Lead Critic | Feb 20, 2008 | Reply
Murthy,
I think you hit it on the head with a number of your points and the problem is so many times business look past them.
1. Setting the correct expectations. So many times sales teams are focused on the sale that they set incorrect expectations.
2. Constant communication with your customers.
3. Transparency. so many buyers are afraid of this and in the end it slows or halts their growth.
great post.
Jack | Feb 21, 2008 | Reply
Right! I would be curious to know if passing the advertisement information to us, the lead buyer, would help complete the process and be able to set the appropriate expectations for the consumer or if this would be a distraction to the sales team.
MoneyMan | Feb 21, 2008 | Reply
your right on, but I think it is easier said then done.

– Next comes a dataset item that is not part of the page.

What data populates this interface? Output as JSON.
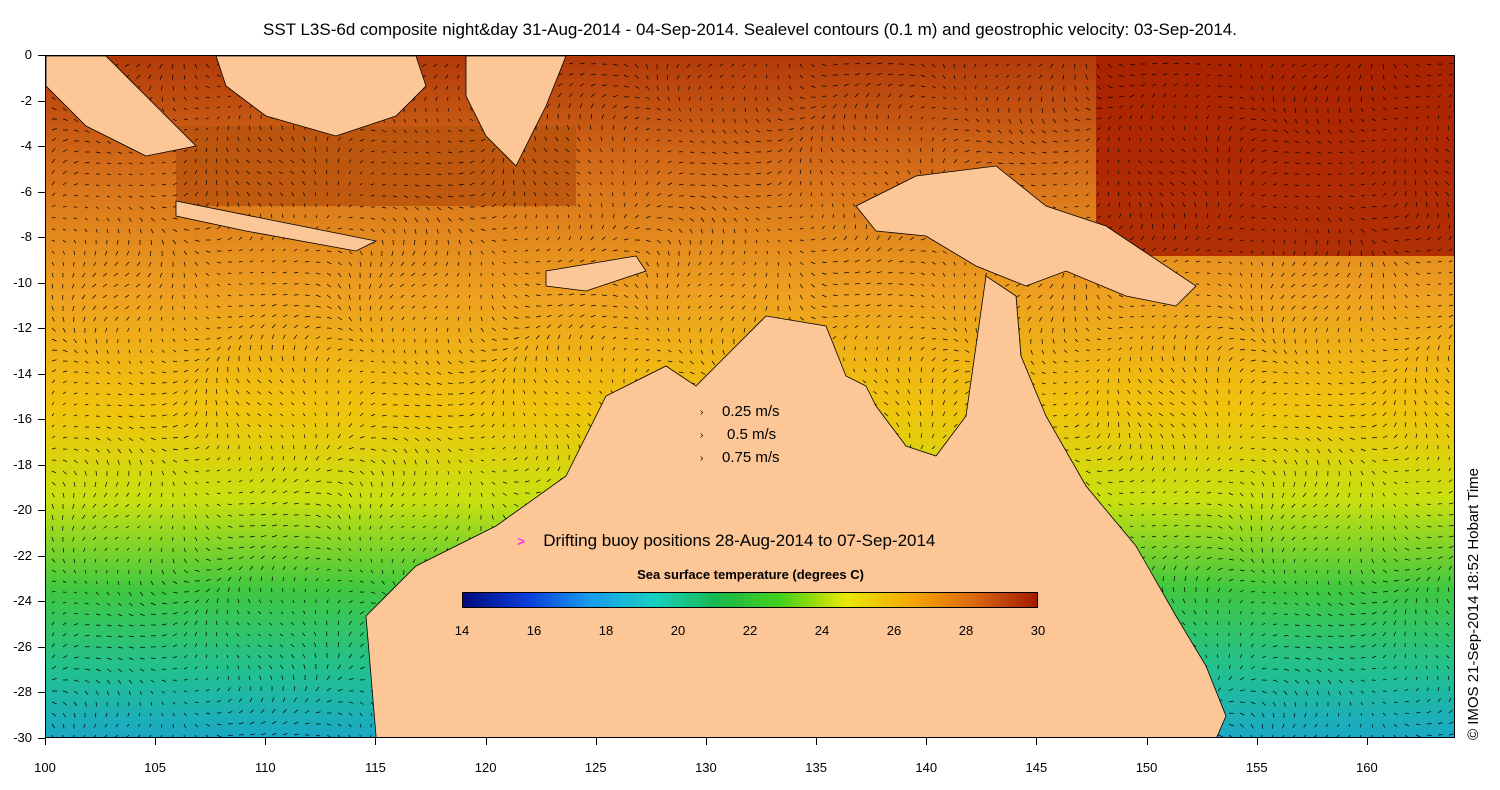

greg | Feb 21, 2008 | Reply
M–
we see impressions increasing but interestingly we don’t see the FHA mortgagor profile–i am inclined to think your impressions or for that matter the industry’s impressions are a profile we cannot help in many instances—the DU restrictions recently with FNMA and the price increases they build into the rate are critical issues…the FHA manual underwrite is now very common — and very hard. i cannot seem to get a feel from your industry–we like quinstreet and nextag for years as to reaching the FHA mortgagor–especially in new higher loan amount markets–the responses i get are –respectfully..kind of wierd….the inference is it requires too much info–easier for the marketing dept to GET an impression and sell it five times (which i understand–its the revenue game)—but the impression…is different now-am now considering going back to the fundamentals–telemarketing DNC approved FHA data and mailers–the target audience is an audience i can help—the impression audience is albiet–wierd right now.—adchemy is an excellant company and has quite a team of minds–your thoughts on the FHA mortgagor is of interest to me–especially as it relates to the future of internet related mortgage impressions
thanks
L Gregory Brown
Dan | Feb 22, 2008 | Reply
This article brings up an interesting idea. Can leadgen and lead buyers team together to target only the consumer that can be helped in the current market? And can it still be profitable for leadgen? Greg, we’re considering the same change.